Guest piece by Ben Christman: An Aarhus-ted development in Northern Ireland

The law of holes dictates that if you find yourself in one, stop digging. Yet finding itself in a pit of non-compliance with the Aarhus Convention, the Northern Ireland Department of Justice appeared to be revving up the excavator.

The DOJ’s February ‘Costs Protection in Environmental Cases’ consultation proposed some profoundly regressive changes to rules in Northern Ireland covering ‘costs capping’ in environmental cases. These would have deepened NI’s non-compliance with the Aarhus Convention, breached EU law and reduced access to justice (see NI Environment Link’s incisive response; and my own).

Following robust engagement by civil society, a number of the offending proposals have been withdrawn and the DOJ will be progressing changes which may facilitate access to environmental justice in NI.

A. Background: why cap costs?

The Aarhus Convention aims to protect:

… the right of every person of present and future generations to live in an environment adequate to his or her health and well-being…

It does this by promoting participatory, deliberative environmental citizenship. Signatories must give the public rights of access to environmental information, participation in environmental decision-making and access to justice in environmental matters.

All parts of the UK have had difficulty implementing the Convention’s Article 9(4) requirement that access to environmental justice not be “prohibitively expensive”. The Aarhus Convention Compliance Committee found the UK non-compliant in October 2015.
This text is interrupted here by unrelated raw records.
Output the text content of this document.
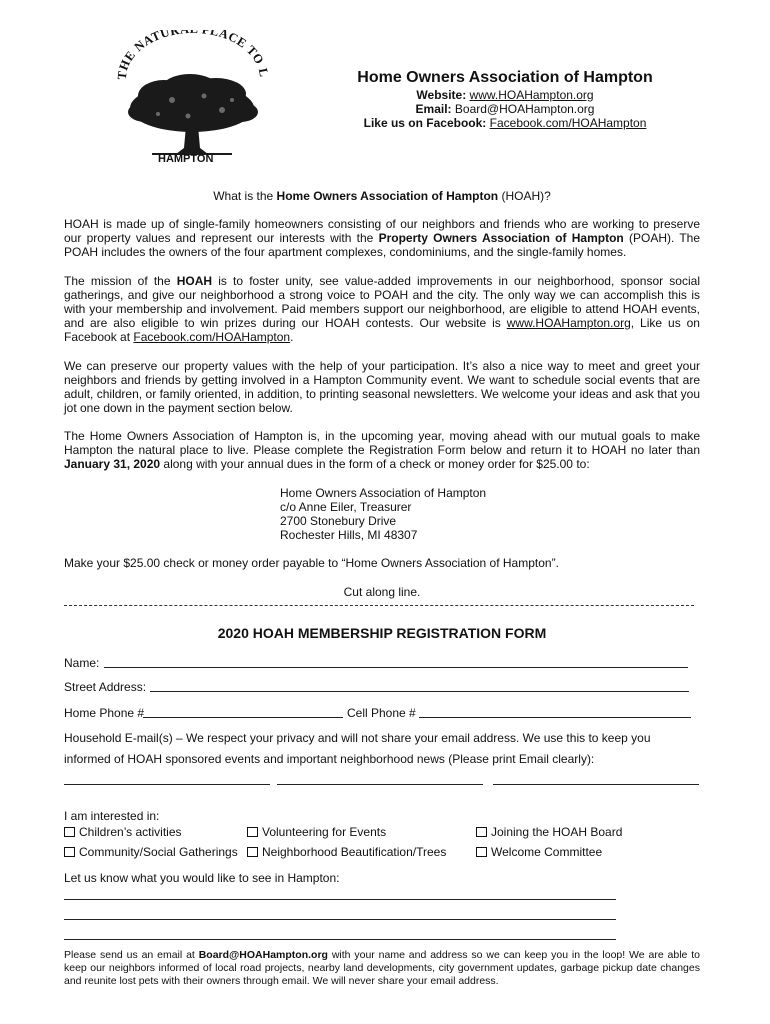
THE NATUR LACE TO L
HAMPTON
Home Owners Association of Hampton
Website: www.HOAHampton.org
Email: Board@HOAHampton.org
Like us on Facebook: Facebook.com/HOAHampton
What is the Home Owners Association of Hampton (HOAH)?

HOAH is made up of single-family homeowners consisting of our neighbors and friends who are working to preserve our property values and represent our interests with the Property Owners Association of Hampton (POAH). The POAH includes the owners of the four apartment complexes, condominiums, and the single-family homes.

The mission of the HOAH is to foster unity, see value-added improvements in our neighborhood, sponsor social gatherings, and give our neighborhood a strong voice to POAH and the city. The only way we can accomplish this is with your membership and involvement. Paid members support our neighborhood, are eligible to attend HOAH events, and are also eligible to win prizes during our HOAH contests. Our website is www.HOAHampton.org, Like us on Facebook at Facebook.com/HOAHampton.

We can preserve our property values with the help of your participation. It’s also a nice way to meet and greet your neighbors and friends by getting involved in a Hampton Community event. We want to schedule social events that are adult, children, or family oriented, in addition, to printing seasonal newsletters. We welcome your ideas and ask that you jot one down in the payment section below.

The Home Owners Association of Hampton is, in the upcoming year, moving ahead with our mutual goals to make Hampton the natural place to live. Please complete the Registration Form below and return it to HOAH no later than January 31, 2020 along with your annual dues in the form of a check or money order for $25.00 to:

Home Owners Association of Hampton
c/o Anne Eiler, Treasurer
2700 Stonebury Drive
Rochester Hills, MI 48307
Make your $25.00 check or money order payable to “Home Owners Association of Hampton”.
Cut along line.
2020 HOAH MEMBERSHIP REGISTRATION FORM
Name:
Street Address:
Home Phone #	Cell Phone #
Household E-mail(s) – We respect your privacy and will not share your email address. We use this to keep you
informed of HOAH sponsored events and important neighborhood news (Please print Email clearly):
I am interested in:
Children’s activities	Volunteering for Events	Joining the HOAH Board
Community/Social Gatherings	Neighborhood Beautification/Trees	Welcome Committee
Let us know what you would like to see in Hampton:

Please send us an email at Board@HOAHampton.org with your name and address so we can keep you in the loop! We are able to keep our neighbors informed of local road projects, nearby land developments, city government updates, garbage pickup date changes and reunite lost pets with their owners through email. We will never share your email address.
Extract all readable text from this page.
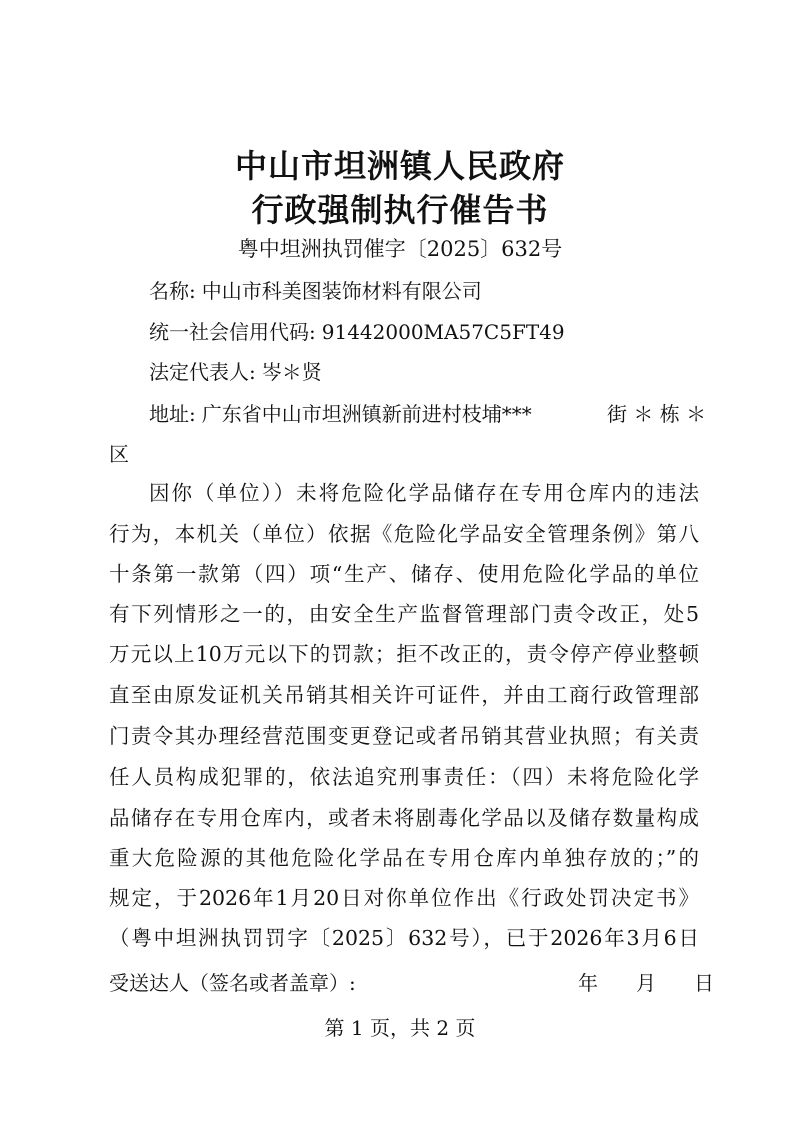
中山市坦洲镇人民政府
行政强制执行催告书
粤中坦洲执罚催字〔2025〕632号
名称: 中山市科美图装饰材料有限公司
统一社会信用代码: 91442000MA57C5FT49
法定代表人: 岑＊贤
地址: 广东省中山市坦洲镇新前进村枝埔***	街 ＊ 栋 ＊
区
因你（单位））未将危险化学品储存在专用仓库内的违法
行为，本机关（单位）依据《危险化学品安全管理条例》第八
十条第一款第（四）项“生产、储存、使用危险化学品的单位
有下列情形之一的，由安全生产监督管理部门责令改正，处5
万元以上10万元以下的罚款；拒不改正的，责令停产停业整顿
直至由原发证机关吊销其相关许可证件，并由工商行政管理部
门责令其办理经营范围变更登记或者吊销其营业执照；有关责
任人员构成犯罪的，依法追究刑事责任：（四）未将危险化学
品储存在专用仓库内，或者未将剧毒化学品以及储存数量构成
重大危险源的其他危险化学品在专用仓库内单独存放的；”的
规定，于2026年1月20日对你单位作出《行政处罚决定书》
（粤中坦洲执罚罚字〔2025〕632号），已于2026年3月6日
受送达人（签名或者盖章）:	年 月 日
第 1 页，共 2 页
To reduce costs, NI has a ‘Protective Costs Orders’ (PCO) system. Successful applicants have liability for their opponent’s costs capped at £5,000 for individuals or £10,000 for other applicants (e.g. NGOs). A ‘cross-cap’ is also created whereby the opponent (e.g. the State) faces only £35,000 of liability for the applicant’s costs if the applicant wins.
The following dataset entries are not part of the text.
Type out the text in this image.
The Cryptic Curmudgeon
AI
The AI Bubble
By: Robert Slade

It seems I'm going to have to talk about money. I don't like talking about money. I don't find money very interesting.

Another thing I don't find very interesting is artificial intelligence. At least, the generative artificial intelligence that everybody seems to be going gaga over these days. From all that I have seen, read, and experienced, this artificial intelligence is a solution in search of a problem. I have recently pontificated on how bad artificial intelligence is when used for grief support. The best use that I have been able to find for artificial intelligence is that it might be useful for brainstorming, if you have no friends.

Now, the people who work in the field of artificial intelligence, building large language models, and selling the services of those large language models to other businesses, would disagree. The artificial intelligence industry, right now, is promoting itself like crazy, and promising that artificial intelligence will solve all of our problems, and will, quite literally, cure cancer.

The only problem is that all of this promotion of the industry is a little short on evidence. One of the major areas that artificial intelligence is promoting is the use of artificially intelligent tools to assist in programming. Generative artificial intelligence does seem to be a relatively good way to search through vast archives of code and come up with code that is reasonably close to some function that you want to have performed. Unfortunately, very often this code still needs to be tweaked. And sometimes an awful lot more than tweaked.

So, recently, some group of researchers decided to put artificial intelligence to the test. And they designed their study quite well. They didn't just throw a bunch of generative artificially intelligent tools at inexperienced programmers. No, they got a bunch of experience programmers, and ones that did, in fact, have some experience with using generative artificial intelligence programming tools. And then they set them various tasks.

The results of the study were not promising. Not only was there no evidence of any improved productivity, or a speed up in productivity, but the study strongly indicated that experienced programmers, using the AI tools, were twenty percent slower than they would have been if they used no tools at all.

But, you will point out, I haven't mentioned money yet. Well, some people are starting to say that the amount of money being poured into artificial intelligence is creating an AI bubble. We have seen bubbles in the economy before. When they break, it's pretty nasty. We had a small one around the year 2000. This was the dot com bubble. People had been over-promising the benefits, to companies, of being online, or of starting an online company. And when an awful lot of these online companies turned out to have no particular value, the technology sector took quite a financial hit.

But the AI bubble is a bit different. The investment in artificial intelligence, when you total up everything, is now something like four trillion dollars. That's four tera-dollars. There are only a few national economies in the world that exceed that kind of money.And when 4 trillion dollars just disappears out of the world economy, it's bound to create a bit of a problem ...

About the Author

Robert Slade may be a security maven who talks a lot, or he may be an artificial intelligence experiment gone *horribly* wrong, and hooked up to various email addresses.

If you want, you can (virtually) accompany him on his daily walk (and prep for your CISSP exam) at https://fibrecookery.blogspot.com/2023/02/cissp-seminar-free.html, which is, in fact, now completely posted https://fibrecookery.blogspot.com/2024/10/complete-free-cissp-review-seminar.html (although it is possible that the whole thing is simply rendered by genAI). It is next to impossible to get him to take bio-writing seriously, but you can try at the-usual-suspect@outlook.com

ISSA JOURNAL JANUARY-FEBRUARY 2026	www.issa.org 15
The PCO system is problematic. PCOs do not necessarily make litigation affordable, but allow litigants to plan – offering costs predictability which insulates from the ‘chilling effect’ of open liability.

The importance of affordable access to environmental justice is acute in NI, where the right to a clean and healthy environment is threatened by a ‘systemic failure’ in environmental governance. Environmental laws are routinely left unenforced, and breaches left unchallenged. ‘Public interest’ environmental litigation is critical to enforcing hard-won environmental laws. 

B. The proposals: what fresh hell is this?

NI’s proposals to change PCO rules appeared copied and pasted from a slightly earlier consultation from England and Wales in late 2015. A number of proposals were suggested by the DOJ, including:

-          ‘Hybrid’ costs caps. These would set ‘default’ costs caps (with some suggestion that the default levels would rise), and provide that either party could apply (at any stage) to vary caps levels or remove them. This would reduce certainty for claimants’ costs liability and create an opportunity for ‘satellite litigation’ over costs levels.

-          Mandatory disclosure of claimants’ financial details. Disclosing such sensitive information would deter PCO applications. There were unaddressed data protection and privacy issues, and no other UK civil proceedings have the same requirement.

-          Changing the costs of challenging PCOs from an ‘indemnity’ to a ‘standard’ basis. This would create more favourable conditions for challenging PCO awards - encouraging more challenges and adding extra costs and uncertainty for claimants.

Individually, these proposals were poorly considered and badly evidenced; cumulatively – an attack on access to justice.

C. Outcome of the consultation

Thankfully, the consultation provoked several strong responses; the DOJ acknowledged a:

…widespread opposition amongst respondents to the proposals made and a general consensus that they were a retrograde step in terms of the protection offered to environmental litigants…

The outcome appears to be an about-turn, whereby most of the dubious proposals have been withdrawn and some suggested which may improve access to environmental justice, including:

-          PCO applicants will be able to apply to the courts for their caps to be reduced, and the respondent’s cap to be increased – if the default limits would make proceedings prohibitively expensive. The proposal for allowing respondents to also apply to vary the caps has been dropped. This will allow applicants to apply to have their liability reduced below the default limits, and increase applicants’ ability to recover their own costs from respondents;

-          The proposal for mandatory disclosure of applicants’ financial details has been dropped;

-          Unsuccessful challenges to the status of Aarhus cases will continue on an indemnity basis (the proposal to change this to a standard basis has been dropped); 

D. Some reflections – well done DOJ?

The DOJ – and new Minister Claire Sugden – deserve praise for listening to the consultees. However, regulations will be needed to implement the changes, the details of which will require vigilance. The debate on access to environmental justice in NI will continue once this process is completed.

Finally, one critical question remains what is actually needed to facilitate affordable access to environmental justice in NI? The proposals in this consultation are not enough. PCOs are inadequate. There are lessons from other jurisdictions – starting points would be legal aid, specialist environmental courts/tribunals and ‘One Way Costs Shifting’.